Lonnie Holley est né dans la pauvreté de la période (raciste) des lois Jim Crow en Alabama il y a 70 ans et a sorti son premier album la même année que Death Grips. Personne d’autre n’aurait pu créer "I Woke Up in a Fucked-Up America", le rêve surréaliste de Holley d'une chanson emblématique et la pièce maîtresse de son remarquable album de 2018, MITH, grosse sensation scénique et d’écoute, chroniquée ici à sa sortie.

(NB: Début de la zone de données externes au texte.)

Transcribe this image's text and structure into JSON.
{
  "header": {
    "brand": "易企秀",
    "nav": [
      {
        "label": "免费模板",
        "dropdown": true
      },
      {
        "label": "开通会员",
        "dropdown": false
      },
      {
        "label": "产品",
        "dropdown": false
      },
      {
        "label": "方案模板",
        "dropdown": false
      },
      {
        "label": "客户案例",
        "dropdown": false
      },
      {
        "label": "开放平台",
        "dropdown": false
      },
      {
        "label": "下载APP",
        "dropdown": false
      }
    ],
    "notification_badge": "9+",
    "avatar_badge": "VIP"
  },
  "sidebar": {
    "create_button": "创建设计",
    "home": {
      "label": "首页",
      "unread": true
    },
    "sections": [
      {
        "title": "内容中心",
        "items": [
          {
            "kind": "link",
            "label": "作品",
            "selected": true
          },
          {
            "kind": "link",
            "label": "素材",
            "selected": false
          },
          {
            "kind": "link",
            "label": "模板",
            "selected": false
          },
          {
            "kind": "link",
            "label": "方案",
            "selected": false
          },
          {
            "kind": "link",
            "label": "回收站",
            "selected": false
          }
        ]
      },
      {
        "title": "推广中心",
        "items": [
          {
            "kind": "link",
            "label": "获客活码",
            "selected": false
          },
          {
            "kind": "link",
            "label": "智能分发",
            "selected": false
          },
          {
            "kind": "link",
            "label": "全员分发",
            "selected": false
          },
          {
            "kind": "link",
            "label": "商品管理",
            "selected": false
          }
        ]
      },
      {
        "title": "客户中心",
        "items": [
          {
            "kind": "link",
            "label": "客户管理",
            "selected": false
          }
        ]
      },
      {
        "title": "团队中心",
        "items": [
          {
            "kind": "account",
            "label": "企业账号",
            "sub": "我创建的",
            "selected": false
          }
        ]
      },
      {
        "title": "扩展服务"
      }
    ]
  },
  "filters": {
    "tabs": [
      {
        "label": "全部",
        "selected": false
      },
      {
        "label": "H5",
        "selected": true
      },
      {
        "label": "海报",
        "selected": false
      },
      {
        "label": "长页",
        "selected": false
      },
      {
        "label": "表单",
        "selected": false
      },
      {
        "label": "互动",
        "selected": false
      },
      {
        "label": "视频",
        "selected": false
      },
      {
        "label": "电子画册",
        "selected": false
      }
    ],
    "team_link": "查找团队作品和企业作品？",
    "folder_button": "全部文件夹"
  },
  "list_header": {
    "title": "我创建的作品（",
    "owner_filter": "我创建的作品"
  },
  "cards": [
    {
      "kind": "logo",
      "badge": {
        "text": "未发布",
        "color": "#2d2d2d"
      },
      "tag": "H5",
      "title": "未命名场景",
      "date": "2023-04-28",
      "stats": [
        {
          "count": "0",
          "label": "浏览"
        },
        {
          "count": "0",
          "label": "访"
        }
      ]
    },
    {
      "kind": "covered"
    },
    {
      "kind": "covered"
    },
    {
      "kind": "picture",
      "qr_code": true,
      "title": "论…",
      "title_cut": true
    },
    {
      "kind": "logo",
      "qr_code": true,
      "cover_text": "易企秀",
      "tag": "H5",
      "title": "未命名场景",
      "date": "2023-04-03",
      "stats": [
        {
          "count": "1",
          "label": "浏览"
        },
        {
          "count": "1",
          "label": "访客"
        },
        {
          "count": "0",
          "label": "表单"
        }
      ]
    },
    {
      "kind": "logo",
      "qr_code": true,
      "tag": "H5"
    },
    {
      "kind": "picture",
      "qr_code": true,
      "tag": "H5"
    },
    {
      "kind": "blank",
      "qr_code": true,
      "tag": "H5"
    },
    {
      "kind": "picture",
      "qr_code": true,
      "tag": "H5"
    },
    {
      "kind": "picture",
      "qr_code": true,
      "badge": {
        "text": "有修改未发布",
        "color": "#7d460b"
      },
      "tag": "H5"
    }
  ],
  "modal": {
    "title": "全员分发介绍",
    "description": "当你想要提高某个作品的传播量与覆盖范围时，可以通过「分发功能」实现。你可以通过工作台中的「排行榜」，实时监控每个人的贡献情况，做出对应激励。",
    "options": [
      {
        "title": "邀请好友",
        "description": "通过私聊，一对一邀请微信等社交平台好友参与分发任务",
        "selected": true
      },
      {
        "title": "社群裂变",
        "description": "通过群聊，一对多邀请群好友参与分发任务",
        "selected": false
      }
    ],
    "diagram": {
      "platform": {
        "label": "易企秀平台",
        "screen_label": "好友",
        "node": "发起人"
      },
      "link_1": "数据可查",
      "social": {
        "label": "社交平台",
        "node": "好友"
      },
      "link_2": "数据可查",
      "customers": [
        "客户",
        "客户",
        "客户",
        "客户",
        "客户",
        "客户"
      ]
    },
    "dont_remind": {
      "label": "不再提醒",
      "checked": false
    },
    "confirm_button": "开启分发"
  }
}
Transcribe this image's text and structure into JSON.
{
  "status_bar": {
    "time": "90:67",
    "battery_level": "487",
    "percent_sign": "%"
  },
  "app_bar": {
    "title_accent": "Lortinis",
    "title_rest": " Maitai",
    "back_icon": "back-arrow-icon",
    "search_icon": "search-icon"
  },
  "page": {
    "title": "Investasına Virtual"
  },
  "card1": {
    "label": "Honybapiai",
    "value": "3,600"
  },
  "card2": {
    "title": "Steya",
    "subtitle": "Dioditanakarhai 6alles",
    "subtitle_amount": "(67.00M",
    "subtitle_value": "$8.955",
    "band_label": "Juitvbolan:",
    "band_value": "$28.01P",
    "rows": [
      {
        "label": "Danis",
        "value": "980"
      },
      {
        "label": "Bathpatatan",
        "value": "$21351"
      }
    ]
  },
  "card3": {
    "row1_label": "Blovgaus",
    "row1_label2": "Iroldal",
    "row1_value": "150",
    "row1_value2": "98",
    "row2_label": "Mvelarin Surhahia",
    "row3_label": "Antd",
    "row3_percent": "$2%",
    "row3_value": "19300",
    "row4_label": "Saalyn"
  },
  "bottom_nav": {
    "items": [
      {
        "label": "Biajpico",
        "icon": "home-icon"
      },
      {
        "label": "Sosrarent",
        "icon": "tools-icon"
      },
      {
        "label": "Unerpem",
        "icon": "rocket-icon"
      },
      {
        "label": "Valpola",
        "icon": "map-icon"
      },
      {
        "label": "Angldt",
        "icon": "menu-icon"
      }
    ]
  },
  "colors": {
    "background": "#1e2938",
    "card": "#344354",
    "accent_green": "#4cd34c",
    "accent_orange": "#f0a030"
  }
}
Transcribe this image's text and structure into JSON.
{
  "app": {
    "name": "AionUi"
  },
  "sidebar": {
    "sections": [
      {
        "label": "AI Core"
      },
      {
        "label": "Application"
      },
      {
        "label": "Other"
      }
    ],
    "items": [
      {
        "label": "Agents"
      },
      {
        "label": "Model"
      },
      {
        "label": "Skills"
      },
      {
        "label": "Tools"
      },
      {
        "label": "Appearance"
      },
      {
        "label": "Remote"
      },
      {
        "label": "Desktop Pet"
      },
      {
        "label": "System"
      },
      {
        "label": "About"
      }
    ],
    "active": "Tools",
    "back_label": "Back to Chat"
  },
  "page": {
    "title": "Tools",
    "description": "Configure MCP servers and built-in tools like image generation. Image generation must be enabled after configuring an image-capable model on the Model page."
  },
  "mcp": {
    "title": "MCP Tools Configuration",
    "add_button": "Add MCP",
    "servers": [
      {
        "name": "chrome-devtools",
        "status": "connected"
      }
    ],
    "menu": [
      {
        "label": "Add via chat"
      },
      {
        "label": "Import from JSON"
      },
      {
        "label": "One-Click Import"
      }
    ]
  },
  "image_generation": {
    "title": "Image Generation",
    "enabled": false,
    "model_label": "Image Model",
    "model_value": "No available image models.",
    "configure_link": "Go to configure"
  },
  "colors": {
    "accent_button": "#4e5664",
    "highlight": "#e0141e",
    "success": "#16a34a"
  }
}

Ce National Freedom est presque la suite de MITH ; un EP de cinq chansons qui en 36 minutes, pourrait être un autre et nouvel album. Son titre est à la fois une référence au lieu où il a été enregistré - le studio National Freedom du producteur Richard Swift dans l'Oregon - et un thème qui traverse l'œuvre de Holley, avec sa fixation récurrente sur les promesses non tenues de l'Amérique. On aimerait qu'une chanson comme "I'm a Suspect", l'étonnante méditation de MITH sur le profilage racial, ne soit pas aussi pertinente en 2020 qu'elle l'était dans le milieu raciste de la jeunesse de Holley. Mais, pour tous ceux qui embarquent avec lui aujourd’hui, National Freedom ne reflète pas ses méditations sur les troubles actuels du pays. Au contraire, ces chansons ont été enregistrées il y a sept ans, lors de sessions en 2013 et au début 2014 (bien avant la mort de Swift en 2018), et elles éclairent un épisode significatif de l'ascension peu commune de Holley, de l'amateur de cassette-maison à l'artiste signé sur Jagjaguwar. (Holley avait rencontré Swift lors d'une tournée avec Deerhunter, peu après la sortie de son premier album, Just Before Music, en 2012, et les deux se sont trouvés une "connexion cosmique"). Et la rencontre donne enfin ceci, entre ancien et nouveau, intemporel et profondément incarné dans l‘ici et maintenant.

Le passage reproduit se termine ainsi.